Der 43-Jährige sitzt mit Blick auf den Main in einem winzigen Büro, das getrost für das stehen kann, was die Familienphilosophie der Cramers ausmacht. „Wir investieren nicht in Optik, wir investieren in Technik. Rund eine Million Euro sind das jährlich“, sagt der hoch aufgeschossene Mann, der aus dem Familienzweig der Cramers stammt, die sich seit Generationen eigentlich der Juristerei verschrieben hat.

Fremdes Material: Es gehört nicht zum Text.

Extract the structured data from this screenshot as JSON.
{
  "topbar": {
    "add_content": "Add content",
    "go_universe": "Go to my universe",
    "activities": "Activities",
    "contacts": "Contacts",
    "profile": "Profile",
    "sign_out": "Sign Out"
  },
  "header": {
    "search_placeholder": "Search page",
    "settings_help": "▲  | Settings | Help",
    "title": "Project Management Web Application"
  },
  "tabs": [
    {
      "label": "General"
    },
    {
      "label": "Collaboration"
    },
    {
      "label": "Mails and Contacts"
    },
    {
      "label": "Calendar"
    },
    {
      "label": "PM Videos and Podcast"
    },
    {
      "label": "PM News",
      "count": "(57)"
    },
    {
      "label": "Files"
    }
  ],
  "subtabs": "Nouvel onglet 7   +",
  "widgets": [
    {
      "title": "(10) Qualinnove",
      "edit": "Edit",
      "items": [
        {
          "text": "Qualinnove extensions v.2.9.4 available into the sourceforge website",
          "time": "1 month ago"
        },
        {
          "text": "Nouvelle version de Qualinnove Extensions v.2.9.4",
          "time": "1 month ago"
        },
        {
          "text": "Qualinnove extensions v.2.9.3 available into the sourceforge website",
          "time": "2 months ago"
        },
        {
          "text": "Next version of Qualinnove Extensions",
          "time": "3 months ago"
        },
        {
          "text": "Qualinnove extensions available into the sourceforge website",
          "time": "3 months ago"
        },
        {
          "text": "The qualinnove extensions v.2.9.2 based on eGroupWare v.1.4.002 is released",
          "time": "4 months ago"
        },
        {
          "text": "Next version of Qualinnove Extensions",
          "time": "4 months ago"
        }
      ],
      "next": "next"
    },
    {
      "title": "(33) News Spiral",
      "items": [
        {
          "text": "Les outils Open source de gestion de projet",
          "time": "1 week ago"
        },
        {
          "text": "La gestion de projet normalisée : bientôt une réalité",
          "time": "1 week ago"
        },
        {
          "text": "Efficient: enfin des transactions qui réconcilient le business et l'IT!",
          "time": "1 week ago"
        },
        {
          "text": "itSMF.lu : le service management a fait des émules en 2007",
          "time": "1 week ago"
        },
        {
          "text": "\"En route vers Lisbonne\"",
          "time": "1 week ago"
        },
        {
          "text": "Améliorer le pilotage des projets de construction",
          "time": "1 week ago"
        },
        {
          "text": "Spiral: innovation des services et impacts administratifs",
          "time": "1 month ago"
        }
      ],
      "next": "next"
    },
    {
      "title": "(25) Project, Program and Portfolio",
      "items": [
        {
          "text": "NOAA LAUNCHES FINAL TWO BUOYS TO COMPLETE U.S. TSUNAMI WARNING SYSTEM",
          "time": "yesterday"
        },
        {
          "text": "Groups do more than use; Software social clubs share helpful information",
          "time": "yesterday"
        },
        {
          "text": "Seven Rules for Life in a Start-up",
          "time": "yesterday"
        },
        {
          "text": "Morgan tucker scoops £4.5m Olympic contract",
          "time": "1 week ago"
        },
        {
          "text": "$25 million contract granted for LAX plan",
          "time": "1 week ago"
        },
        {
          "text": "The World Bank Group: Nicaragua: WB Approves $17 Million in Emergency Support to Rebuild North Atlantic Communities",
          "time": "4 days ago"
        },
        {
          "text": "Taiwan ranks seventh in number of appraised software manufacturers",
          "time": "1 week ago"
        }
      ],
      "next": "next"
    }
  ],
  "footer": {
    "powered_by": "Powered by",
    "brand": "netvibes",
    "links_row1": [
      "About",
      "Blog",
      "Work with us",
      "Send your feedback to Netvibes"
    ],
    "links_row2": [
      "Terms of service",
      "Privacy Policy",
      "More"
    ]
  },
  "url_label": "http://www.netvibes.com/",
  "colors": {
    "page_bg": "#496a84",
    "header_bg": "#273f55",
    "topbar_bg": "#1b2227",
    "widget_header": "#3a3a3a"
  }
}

Was es mit der Cramer-Mühle auf sich hat
„Das war nicht mein Ding, ich bin derjenige, der rausgeht.“ Darum hat Cramer Kaufmann und Müller gelernt und war dann weltweit unterwegs für den Bühler-Konzern in der Schweiz, der eine erste Adresse im Geschäft rund um die Mehlherstellung ist.
Dann folgte der Ruf ins Familienunternehmen. 70 Mitarbeiter sind in der zweitgrößten Mühle Süddeutschlands beschäftigt, darunter zwei Auszubildende. Rund 200 Kilometer im Umkreis umfasst das Kernabsatzgebiet. 80 Prozent des Mehls geht als „lose Ware“ mit einem der 18 schweren Lastzüge an Bäckereien, Großverbraucher, Bäckereiketten oder Hersteller von Tiefkühlpizza. Der Rest wird für den Handel verpackt, für Edeka zum Beispiel oder für Discounter.
Industrielle Produktion steht im Vordergrund
Dass bei einer Produktion von über 180 000 Tonnen jährlich von Mühlenromantik auf der Insel zwischen dem Fluss als Wasserstraße und dem Altmain nichts mehr zu spüren ist, versteht sich. Das ist industrielle Produktion, bei der es vor allem um günstige Kosten durch Leistung geht, „weil die Menschen nicht bereit sind, für Mehl etwas mehr auszugeben“. Die Qualität resultiert aus der Qualität des verwendeten Getreides, Unterschiede unter den Mühlen gebe es kaum. „Der Mehrwert entsteht beim Bäcker.“ So werde Frankenmehl aus zertifiziertem Weizen aus der Region gemahlen, mit Sortenvorgaben an den Landwirt für beste Backergebnisse.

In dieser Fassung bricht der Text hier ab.